• Concert Sibelius Schreker Queval Beethoven à l’Opéra de Rouen

    Jeudi soir, je suis à la place Hache Onze en orchestre à l’Opéra de Rouen, dans l’une des rangées surélevées qui permettent de voir tout l’Orchestre, lisant le livret programme. Une dame bénéficiant d’un fauteuil côté pair juge bon de passer par le côté impair pour rejoindre sa place. Je me lève en bougonnant.

    -Je passe par là parce que je ne déplace qu’une personne, me dit-elle montrant les quatre assis à l’extrémité paire.

    -Oui mais cette personne, c’est moi.

    Rassis, je reprends ma lecture. Aujourd’hui, c’est le retour d’Oswald Sallaberger, avec au bout de sa baguette Sibelius, Schreker, Queval et Beethoven.

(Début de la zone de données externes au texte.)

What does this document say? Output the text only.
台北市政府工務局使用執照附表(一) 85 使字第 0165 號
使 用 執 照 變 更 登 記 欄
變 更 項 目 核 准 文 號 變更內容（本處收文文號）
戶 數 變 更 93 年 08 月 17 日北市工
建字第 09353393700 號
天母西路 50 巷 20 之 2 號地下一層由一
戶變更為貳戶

    Christophe Queval n’est donc pas ce soir un spectateur anonyme, mais est assis pas loin de Frédéric Roels, maître des lieux. On doit jouer de lui Aubade aux Clochers-Spectres, une composition inspirée par ce texte d’Aloysius Bertrand :

    Des tréfonds de la mémoire et de mon regret, surgissent en cohortes dolentes et fantomatiques les cent clochers aux gargouilles ouvrées, les biscornues silhouettes des hauts logis à pans de bois, les trésors en kyrielle par nos pères légués et les rues torses bruissant de la vie grouillante d’un menu peuple altier, en cette sublime et gothique cité désormais à demi évanouie. Rouen, blême souvenir peu à peu s’effaçant qu’en esprit incessamment je hante, tel un spectre ombrageux et saturnien ressassant sans espoir son errance chimérique…

    Je me souviens des textes qu’écrivait autrefois Christophe Queval pour l’Opéra de Rouen et vois là d’où lui venait le goût de l’adjectif rare et quelque peu désuet.

    Jean Sibelius donc, avec sa Valse triste dont la mélancolie tire parfois vers la danse scandinave, puis c’est la Kammersinfonie de Franz Schreker, compositeur allemand inconnu de moi, qualifié d’artiste dégénéré par les nazis et mort en mil neuf cent trente-quatre à l’âge de cinquante-cinq ans, une longue pièce expressionniste dont les subtilités enchantent, enfin l’Aubade aux Clochers-Spectres de Christophe Queval, aussi imagée que le texte d’Aloysius Bertrand.

    A l’invitation d’Oswald, Christophe Queval grimpe sur scène, pas du tout habillé pour la circonstance, et salue avec la visible envie d’être ailleurs.

    Entracte, je me poste à mon pilier préféré et entends bientôt une voix me dire : « Je me régale de votre Journal américain ». Ce lecteur a connu lui aussi New York au mois d’août, il y a quelques années, et me parle du peintre Andrew Wyeth qui trouve place dans une famille d’artistes. Je suis toujours mal à l’aise dans cette circonstance mais réjoui de savoir que je n’écris pas pour rien.

    A la reprise, c’est la Deuxième Symphonie de Ludwig van Beethoven. Oswald Sallaberger est à la fête, son corps massif pas loin de décoller. Il est beaucoup applaudi à la fin et se voit remettre un bouquet. « Il va le donner à la violoniste » anticipe-t-on à ma droite. Eh bien non, il disparaît dans les coulisses avec ses fleurs et revient les mains vides pour de nouveaux applaudissements partagés avec les musicien(ne)s.

    Il est vingt-trois heures quand je rentre de ce très bon concert. Passant devant la Cathédrale, je constate qu’on s’active encore sur le marché de Noël à enlaidir les cabanes par une décoration intérieure. Rue Saint-Romain, des étudiant(e)s fêtard(e)s s’ingénient à renverser les poubelles. L’un d’eux lance des pétards à rendre aussi sourd que Ludwig van.

    *

    Rouen, rue Cauchoise, jeudi matin, deux quidams se séparent après une discussion :

    -Bon bah alors, joyeux Noël.

    -Ah non pas maintenant, ça porte malheur.